SABON YELWA, Nigeria — The idea undoubtedly seemed strange at first:
take the plastic water bottles that litter Nigeria's roads, canals and
gutters and allow people to live inside them. Not literally, but almost.
What
a group of activists did was come up with a plan to build a house using
those bottles, providing what they say is an environmentally smart
strategy of chipping away at a housing shortage in Africa's most
populous nation. With the prototype near the northern Nigerian
city of Kaduna now well underway, the group wants to extend its efforts
and build more, aiming to unleash what they say is some long bottled-up
potential. Unconvinced? Supporters say those yet to see the
structure on the outskirts of the village of Sabon Yelwa can throw
stones if they want to. This house is being built to last.
"This
is the first house in Africa built from bottles, which could go a long
way in solving Nigeria's huge housing need and cleaning the badly
polluted environment," project initiator Christopher Vassiliu said
during a tour of the building. It is in many ways a marvel to look
at.

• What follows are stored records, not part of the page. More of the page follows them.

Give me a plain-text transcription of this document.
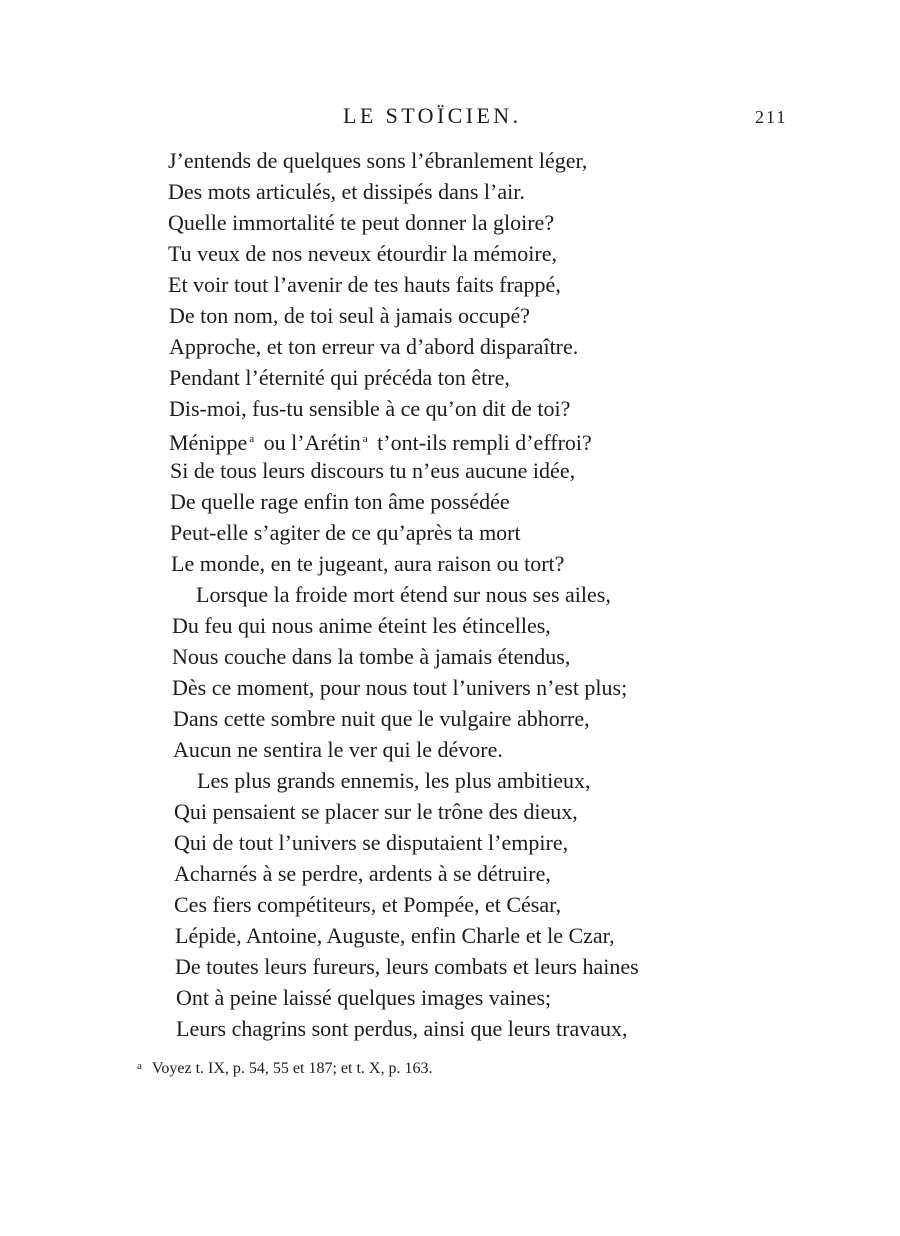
LE STOÏCIEN.	211
J’entends de quelques sons l’ébranlement léger,
Des mots articulés, et dissipés dans l’air.
Quelle immortalité te peut donner la gloire?
Tu veux de nos neveux étourdir la mémoire,
Et voir tout l’avenir de tes hauts faits frappé,
De ton nom, de toi seul à jamais occupé?
Approche, et ton erreur va d’abord disparaître.
Pendant l’éternité qui précéda ton être,
Dis-moi, fus-tu sensible à ce qu’on dit de toi?
Ménippe $^a$ ou l’Arétin $^a$ t’ont-ils rempli d’effroi?
Si de tous leurs discours tu n’eus aucune idée,
De quelle rage enfin ton âme possédée
Peut-elle s’agiter de ce qu’après ta mort
Le monde, en te jugeant, aura raison ou tort?
Lorsque la froide mort étend sur nous ses ailes,
Du feu qui nous anime éteint les étincelles,
Nous couche dans la tombe à jamais étendus,
Dès ce moment, pour nous tout l’univers n’est plus;
Dans cette sombre nuit que le vulgaire abhorre,
Aucun ne sentira le ver qui le dévore.
Les plus grands ennemis, les plus ambitieux,
Qui pensaient se placer sur le trône des dieux,
Qui de tout l’univers se disputaient l’empire,
Acharnés à se perdre, ardents à se détruire,
Ces fiers compétiteurs, et Pompée, et César,
Lépide, Antoine, Auguste, enfin Charle et le Czar,
De toutes leurs fureurs, leurs combats et leurs haines
Ont à peine laissé quelques images vaines;
Leurs chagrins sont perdus, ainsi que leurs travaux,
$^a$ Voyez t. IX, p. 54, 55 et 187; et t. X, p. 163.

The project was initiated by the Kaduna-based NGO Development
Association for Renewable Energies (DARE), with help from foreign
experts from Africa Community Trust, a London-based NGO.
Sitting
on 58-square metres (624-square feet), the two-bedroom bungalow looks
like an ordinary home, but it differs in many ways. When completed, the
house whose construction started in June will be used to train masons in
building such structures. It is made from capped, sand-filled plastic bottles, each weighing three kilogrammes, or nearly two pounds.
The
bottles are stacked into layers and bonded together by mud and cement,
with an intricate network of strings holding each bottle by its neck,
providing extra support to the structure. Bottle caps of various
colours protrude from the cement-plastered walls, giving them a unique
look. Those behind the project claim the sand-filled bottles are
stronger than ordinary cinder blocks.
"The structure has the added
advantage of being fire proof, bullet proof and earthquake resistant,
with the interior maintaining a constant temperature of 18 degrees C (64
degrees F) which is good for tropical climate," Yahaya Ahmad, the
project coordinator said. With the right adjustments to the
supporting pillars the building can be as high as three stories, but can
go no higher due to the weight of the sand-filled bottles, Ahmad said. Situated
amidst an expansive irrigation farm, the building consists of a
rotunda-shaped living room which connects to the interior via a short
corridor.
Two rooms stand opposite with a bathroom and a toilet between them. A side door leads to an open courtyard and the kitchen. The
house is also designed to produce zero carbon emissions as it will be
wholly powered by solar panels and methane gas from recycled human and
animal waste. "Nigeria has a serious waste and energy problem, and
this project is one small step towards making positive changes," said
Katrin Macmillan, a British environmental activist involved in the
project. "Plastic bottles take hundreds of years to bio-degrade in landfills."
Construction,
which has reached 70 percent completion, is estimated to require 14,000
bottles. Huge piles of empty plastic bottles litter the site from
donations from embassies, hotels and restaurants.Environmental experts say Nigeria, a country of some 160 million, throws out about three million plastic bottles daily. The
country is also grappling with a deficit of 16 million housing units
that requires a staggering 45 trillion naira ($300 billion) to meet,
according to Nigeria's Federal Mortgage Bank.
Plastic houses are
cheap to construct as it costs a quarter of the money required to build a
conventional house, said Vassiliu, a Greek national who has been
working in Nigeria as a water drilling engineer for 30 years. The project is to cost two million naira ($12,700), Vassiliu said. A
second plastic bottle project is due to commence in January at a
primary school in need of more classrooms in the town of Suleja near
Nigeria's capital Abuja.
"The project would take 200,000 bottles out of landfills into education", said Macmillan.